It’s a new year and the gyms are full of people blinking like newborn fawns at the flashing dials of unknown machines. Regulars sigh, knowing only the toughest will keep up their new routines. Health food shops sit back; it’s their time to shine. There is a national courgette shortage. Healthy eating adverts are everywhere. People hold their wobbly bits and sigh, knowing that if only they could have the discipline to make 5 days worth of packed lunch on a Sunday evening they would be True Adults.
Food is the cause of so much guilt during the January purge. It feels extra naughty to some people to indulge in a chippy tea or eat out somewhere posh after the extravagance of Christmas. BUT NOT TO ME. This is important, as I guide you through the January blues with a sexy calorie count and a love of my own wobbly bits.

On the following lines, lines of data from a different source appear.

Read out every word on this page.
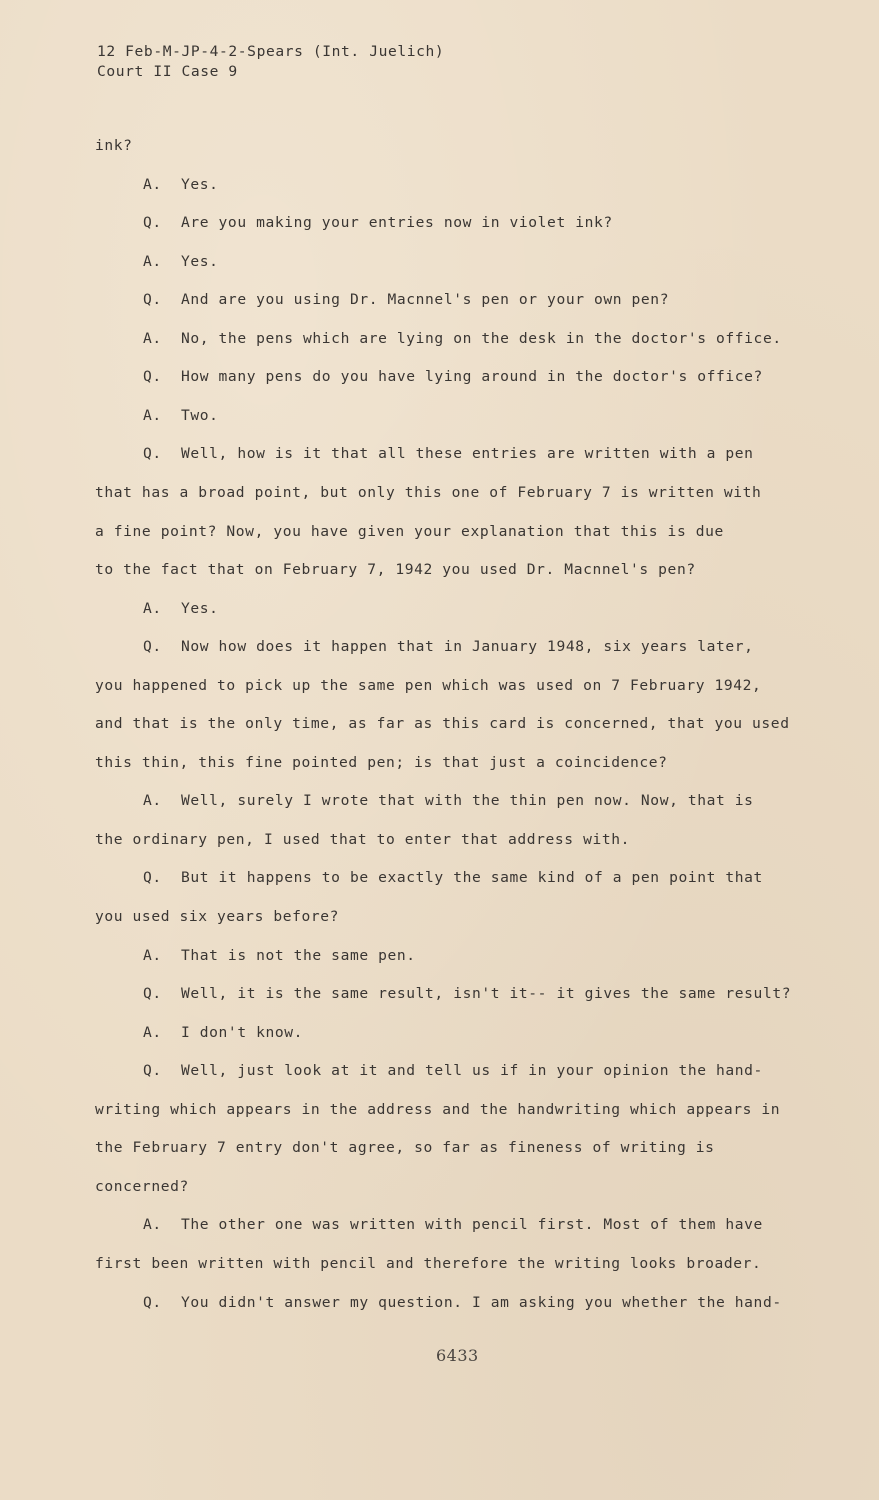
12 Feb-M-JP-4-2-Spears (Int. Juelich)
Court II Case 9
ink?
A. Yes.
Q. Are you making your entries now in violet ink?
A. Yes.
Q. And are you using Dr. Macnnel's pen or your own pen?
A. No, the pens which are lying on the desk in the doctor's office.
Q. How many pens do you have lying around in the doctor's office?
A. Two.
Q. Well, how is it that all these entries are written with a pen
that has a broad point, but only this one of February 7 is written with
a fine point? Now, you have given your explanation that this is due
to the fact that on February 7, 1942 you used Dr. Macnnel's pen?
A. Yes.
Q. Now how does it happen that in January 1948, six years later,
you happened to pick up the same pen which was used on 7 February 1942,
and that is the only time, as far as this card is concerned, that you used
this thin, this fine pointed pen; is that just a coincidence?
A. Well, surely I wrote that with the thin pen now. Now, that is
the ordinary pen, I used that to enter that address with.
Q. But it happens to be exactly the same kind of a pen point that
you used six years before?
A. That is not the same pen.
Q. Well, it is the same result, isn't it-- it gives the same result?
A. I don't know.
Q. Well, just look at it and tell us if in your opinion the hand-
writing which appears in the address and the handwriting which appears in
the February 7 entry don't agree, so far as fineness of writing is
concerned?
A. The other one was written with pencil first. Most of them have
first been written with pencil and therefore the writing looks broader.
Q. You didn't answer my question. I am asking you whether the hand-
6433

If you find yourself adding lentils or quinoa or couscous to a meal in lieu of delicious pasta, or if you use a can of fizzy drink to make a chicken curry sauce, stop. Pasta is not the enemy here, and neither is a delicious korma. The enemy is the insane amount of marketing designed to make you feel bad about what you eat and how you look, and people are getting richer by the second while you spend your wages on stuff which tastes like the box your crimbo pressies came in. Pasta won’t kill you.
If you’re convinced it’s the work of Satan, just put a bit less in your bowl or buy wholewheat. Likewise if you’re hell bent on a health drive, just chuck a handful of frozen veg into your sauce, you’ll feel virtuous without breaking the bank or your soul. Any veg is better than no veg.
I’ve spent January eating from the 5pm priced-down range at my local supermarket thanks to literally everyone I know having a birthday just after Christmas. Selfish…. Weird recipes involving malt loaf and 9p steak slices have formed the basis of our diets for weeks, and do I feel bad about it? Of course not. My kid has the energy for 3 after school sports clubs and I work night shifts, so we’re doing something right.
No need to spend hours soaking lentils until they transform into edible fart-nuggets, a bowl of spaghetti shapes and some tinned tomatoes keep us flying along nicely without me skimming the back pages of women’s magazines for ‘new fitness regimes’ and feeling awful about every part of my life.
So eat the chips, feed your soul and don’t let the media tell you that any time of year is a time to change. Diet if you want to, but not because you feel you should. Enjoy those carbs and use the time you’d have spent looking at calories to read a book or play outside or take up needlework. New year, same old you. You’re lovely as you are.